New Nittany Lions coach Bill O'Brien's staff is starting to think up schemes for a team that has struggled at times with the ball the last two seasons.
''We're studying a playbook and we will run the New England offense,'' offensive line coach Mac McWhorter pronounced this week in a phone interview, echoing O'Brien's intentions.
Of course, the results may not be comparable. After all, Patriots star quarterback Tom Brady isn't eligible to suit up in blue and white - he's a Michigan man, anyway. There's no tight end like Rob Gronkowski to rumble down the seam and bowl over a safety for a first down.

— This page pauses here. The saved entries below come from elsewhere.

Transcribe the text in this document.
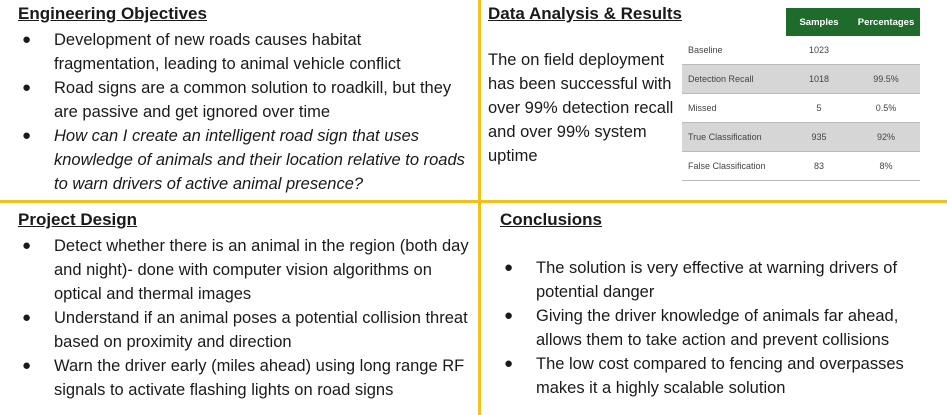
Engineering Objectives
● Development of new roads causes habitat fragmentation, leading to animal vehicle conflict
● Road signs are a common solution to roadkill, but they are passive and get ignored over time
● How can I create an intelligent road sign that uses knowledge of animals and their location relative to roads to warn drivers of active animal presence?
Data Analysis & Results

The on field deployment has been successful with over 99% detection recall and over 99% system uptime

	Samples	Percentages
Baseline	1023	
Detection Recall	1018	99.5%
Missed	5	0.5%
True Classification	935	92%
False Classification	83	8%
Project Design
● Detect whether there is an animal in the region (both day and night)- done with computer vision algorithms on optical and thermal images
● Understand if an animal poses a potential collision threat based on proximity and direction
● Warn the driver early (miles ahead) using long range RF signals to activate flashing lights on road signs
Conclusions
● The solution is very effective at warning drivers of potential danger
● Giving the driver knowledge of animals far ahead, allows them to take action and prevent collisions
● The low cost compared to fencing and overpasses makes it a highly scalable solution
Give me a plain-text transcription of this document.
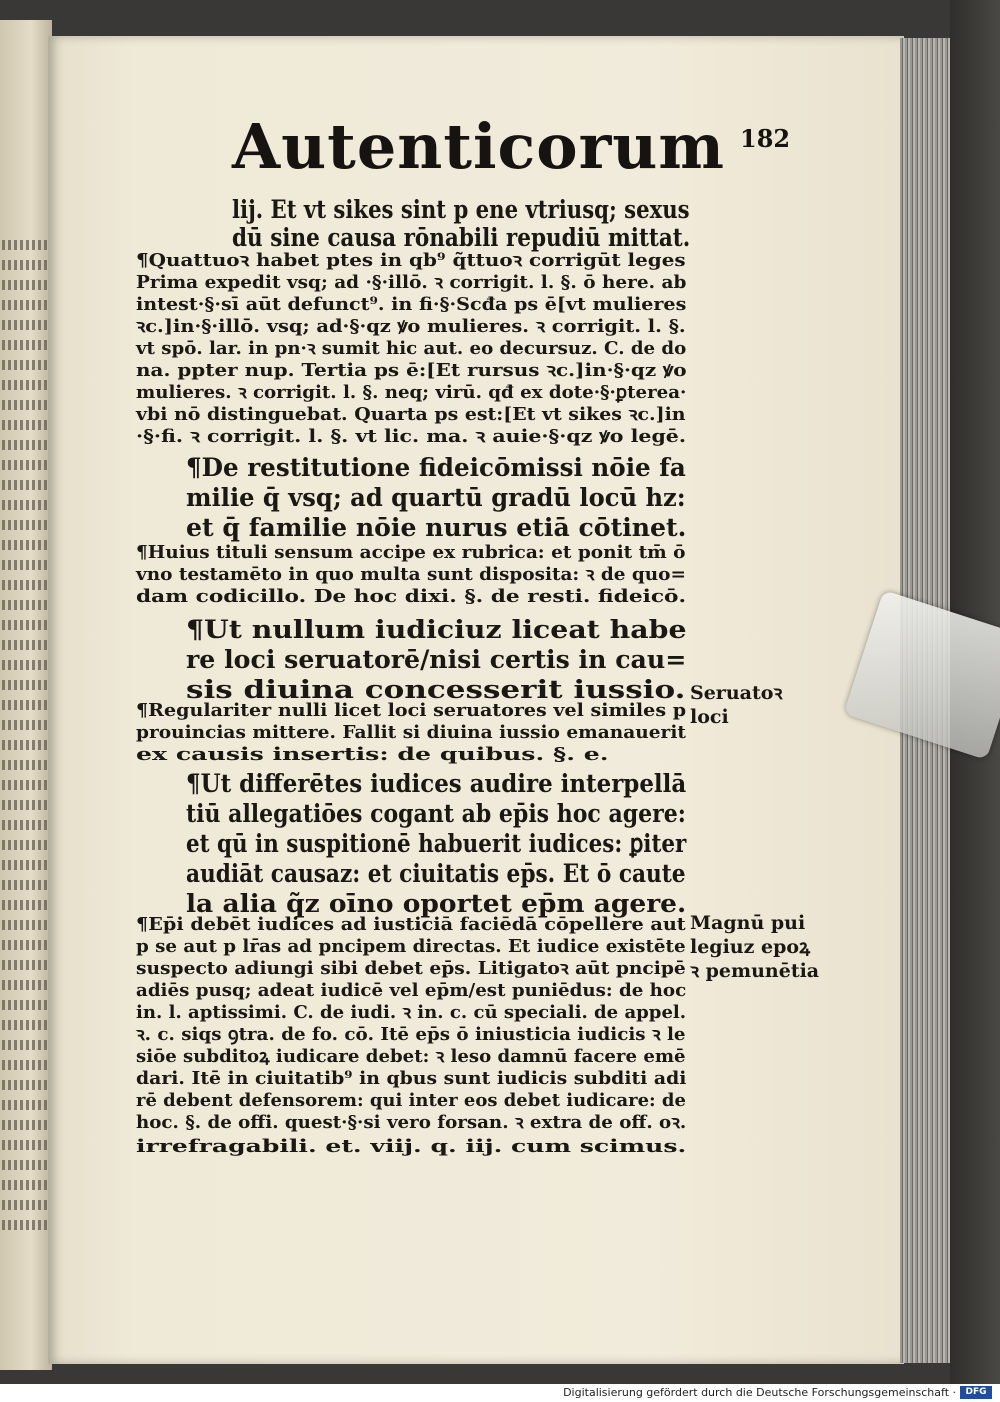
Autenticorum 182
lij. Et vt sikes sint p ene vtriusq; sexus
dū sine causa rōnabili repudiū mittat.
¶Quattuoꝛ habet ptes in qb⁹ q̃ttuoꝛ corrigūt leges
Prima expedit vsq; ad ·§·illō. ꝛ corrigit. l. §. ō here. ab
intest·§·sī aūt defunct⁹. in fi·§·Scđa ps ē[vt mulieres
ꝛc.]in·§·illō. vsq; ad·§·qz ꝟo mulieres. ꝛ corrigit. l. §.
vt spō. lar. in pn·ꝛ sumit hic aut. eo decursuz. C. de do
na. ppter nup. Tertia ps ē:[Et rursus ꝛc.]in·§·qz ꝟo
mulieres. ꝛ corrigit. l. §. neq; virū. qđ ex dote·§·ꝑterea·
vbi nō distinguebat. Quarta ps est:[Et vt sikes ꝛc.]in
·§·fi. ꝛ corrigit. l. §. vt lic. ma. ꝛ auie·§·qz ꝟo legē.
¶De restitutione fideicōmissi nōie fa
milie q̄ vsq; ad quartū gradū locū hz:
et q̄ familie nōie nurus etiā cōtinet.
¶Huius tituli sensum accipe ex rubrica: et ponit tm̄ ō
vno testamēto in quo multa sunt disposita: ꝛ de quo=
dam codicillo. De hoc dixi. §. de resti. fideicō.
¶Ut nullum iudiciuz liceat habe
re loci seruatorē/nisi certis in cau=
sis diuina concesserit iussio.
¶Regulariter nulli licet loci seruatores vel similes p
prouincias mittere. Fallit si diuina iussio emanauerit
ex causis insertis: de quibus. §. e.
¶Ut differētes iudices audire interpellā
tiū allegatiōes cogant ab ep̄is hoc agere:
et qū in suspitionē habuerit iudices: ꝑiter
audiāt causaz: et ciuitatis ep̄s. Et ō caute
la alia q̃z oīno oportet ep̄m agere.
¶Ep̄i debēt iudices ad iusticiā faciēdā cōpellere aut
p se aut p lr̄as ad pncipem directas. Et iudice existēte
suspecto adiungi sibi debet ep̄s. Litigatoꝛ aūt pncipē
adiēs pusq; adeat iudicē vel ep̄m/est puniēdus: de hoc
in. l. aptissimi. C. de iudi. ꝛ in. c. cū speciali. de appel.
ꝛ. c. siqs ꝯtra. de fo. cō. Itē ep̄s ō iniusticia iudicis ꝛ le
siōe subditoꝝ iudicare debet: ꝛ leso damnū facere emē
dari. Itē in ciuitatib⁹ in qbus sunt iudicis subditi adi
rē debent defensorem: qui inter eos debet iudicare: de
hoc. §. de offi. quest·§·si vero forsan. ꝛ extra de off. oꝛ.
irrefragabili. et. viij. q. iij. cum scimus.
Seruatoꝛ
loci
Magnū pui
legiuz epoꝝ
ꝛ pemunētia
Digitalisierung gefördert durch die Deutsche Forschungsgemeinschaft ·	DFG
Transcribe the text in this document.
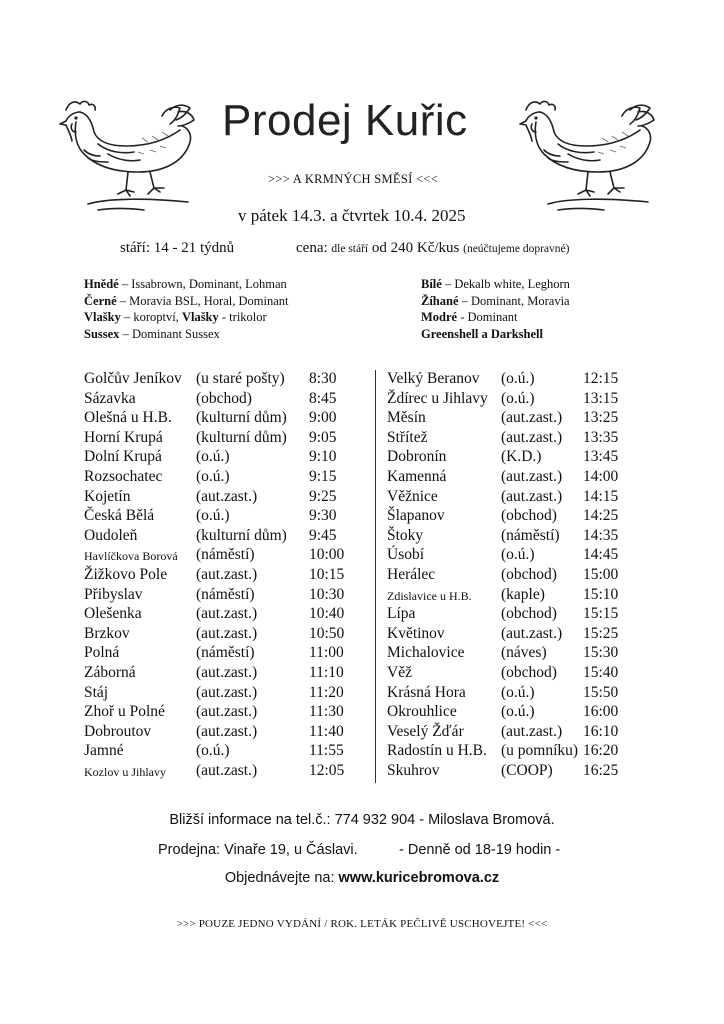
Prodej Kuřic
>>> A KRMNÝCH SMĚSÍ <<<
v pátek 14.3. a čtvrtek 10.4. 2025
stáří: 14 - 21 týdnů	cena: dle stáří od 240 Kč/kus (neúčtujeme dopravné)
Hnědé – Issabrown, Dominant, Lohman
Černé – Moravia BSL, Horal, Dominant
Vlašky – koroptví, Vlašky - trikolor
Sussex – Dominant Sussex
Bílé – Dekalb white, Leghorn
Žíhané – Dominant, Moravia
Modré - Dominant
Greenshell a Darkshell
Golčův Jeníkov (u staré pošty) 8:30
Sázavka	(obchod)	8:45
Olešná u H.B. (kulturní dům) 9:00
Horní Krupá (kulturní dům) 9:05
Dolní Krupá (o.ú.)	9:10
Rozsochatec (o.ú.)	9:15
Kojetín	(aut.zast.)	9:25
Česká Bělá	(o.ú.)	9:30
Oudoleň	(kulturní dům) 9:45
Havlíčkova Borová (náměstí)	10:00
Žižkovo Pole (aut.zast.)	10:15
Přibyslav	(náměstí)	10:30
Olešenka	(aut.zast.)	10:40
Brzkov	(aut.zast.)	10:50
Polná	(náměstí)	11:00
Záborná	(aut.zast.)	11:10
Stáj	(aut.zast.)	11:20
Zhoř u Polné (aut.zast.)	11:30
Dobroutov	(aut.zast.)	11:40
Jamné	(o.ú.)	11:55
Kozlov u Jihlavy (aut.zast.)	12:05
Velký Beranov (o.ú.)	12:15
Ždírec u Jihlavy (o.ú.)	13:15
Měsín	(aut.zast.) 13:25
Střítež	(aut.zast.) 13:35
Dobronín	(K.D.)	13:45
Kamenná	(aut.zast.) 14:00
Věžnice	(aut.zast.) 14:15
Šlapanov	(obchod) 14:25
Štoky	(náměstí) 14:35
Úsobí	(o.ú.)	14:45
Herálec	(obchod) 15:00
Zdislavice u H.B. (kaple) 15:10
Lípa	(obchod) 15:15
Květinov	(aut.zast.) 15:25
Michalovice (náves) 15:30
Věž	(obchod) 15:40
Krásná Hora (o.ú.)	15:50
Okrouhlice	(o.ú.)	16:00
Veselý Žďár (aut.zast.) 16:10
Radostín u H.B. (u pomníku) 16:20
Skuhrov	(COOP) 16:25
Bližší informace na tel.č.: 774 932 904 - Miloslava Bromová.
Prodejna: Vinaře 19, u Čáslavi.	- Denně od 18-19 hodin -
Objednávejte na: www.kuricebromova.cz
>>> POUZE JEDNO VYDÁNÍ / ROK. LETÁK PEČLIVĚ USCHOVEJTE! <<<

Two weeks into O'Brien's tenure, the new regime at Penn State has barely gotten to know their players. It's January, two months out from spring practice and more than eight months from the season opener.
O'Brien hasn't been around except for an eight-hour spurt last Sunday. He's spending the bulk of his time in Foxborough, Mass., fulfilling his role as the Patriots offensive coordinator and preparing for the AFC title game against Baltimore. He speaks nightly with his Penn State staff, too.
The primary topic of conversation is recruiting - it's crunch time in terms of solidifying the verbal commitments of high school seniors who initially decided on Penn State under former coach Joe Paterno. He also has to draw new interest from other prospects. Recruits can start sealing their commitments in writing on Feb. 1.
In that respect, Penn State assistants hope the O'Brien-led Patriots offense impresses recruits through the playoffs.
''The offense is flexible enough to do whatever we need to do based on the talent we have here,'' McWhorter said. ''The base of what we'll do is what you saw (in the 45-10 win over the Broncos) last week and what you'll see on Sunday.''
Penn State has reportedly lost four verbal commitments and gained two since the program was thrown into turmoil two months ago. State authorities filed child sex abuse charges against retired assistant coach Jerry Sandusky, who has maintained his innocence. Paterno was ousted in the scandal's aftermath.
''I think Coach Paterno did an unbelievable job here over a half-century,'' McWhorter said about the Division I's winningest coach (409 victories).
At the same time, the players are anxious to focus on football again. ''They're real excited to get all the negativity out of the way,'' McWhorter said.
O'Brien was hired Jan. 6 and brought in veteran assistants like McWhorter and Stan Hixon to help him in his first head-coaching job. The three had previously worked together at Georgia Tech under head coach George O'Leary.
Hixon, a 32-year coaching veteran, arrived in Happy Valley after spending the last two season coaching receivers for the Buffalo Bills. Hixon will also coach wideouts at Penn State, while O'Brien is expected to call his own plays.
The offense will need a ''smart quarterback who can read defenses and make decisions at the line of scrimmage,'' Hixon said.
Penn State starter Matt McGloin, who missed the 30-14 loss Jan. 2 in the TicketCity Bowl to Houston because of a concussion, was ''fine and ready to go,'' Hixon added, though he declined to speak about the status of the other quarterbacks on the roster, including backup Rob Bolden.
But there's still plenty of time to sort that out, especially since the new staff is still settling into their new offices at the spacious Lasch Football Building. They've had just one staff meeting in person with O'Brien given his split duties.
A handful of critics have been wary of O'Brien because of his lack of head-coaching experience. Hixon asked the anxious fan base to ''give O'Brien a chance to show the product, get the program in the right direction again.''
''When everything is settled, I know Penn State alumni and fans ... can be proud of the program again,'' Hixon said.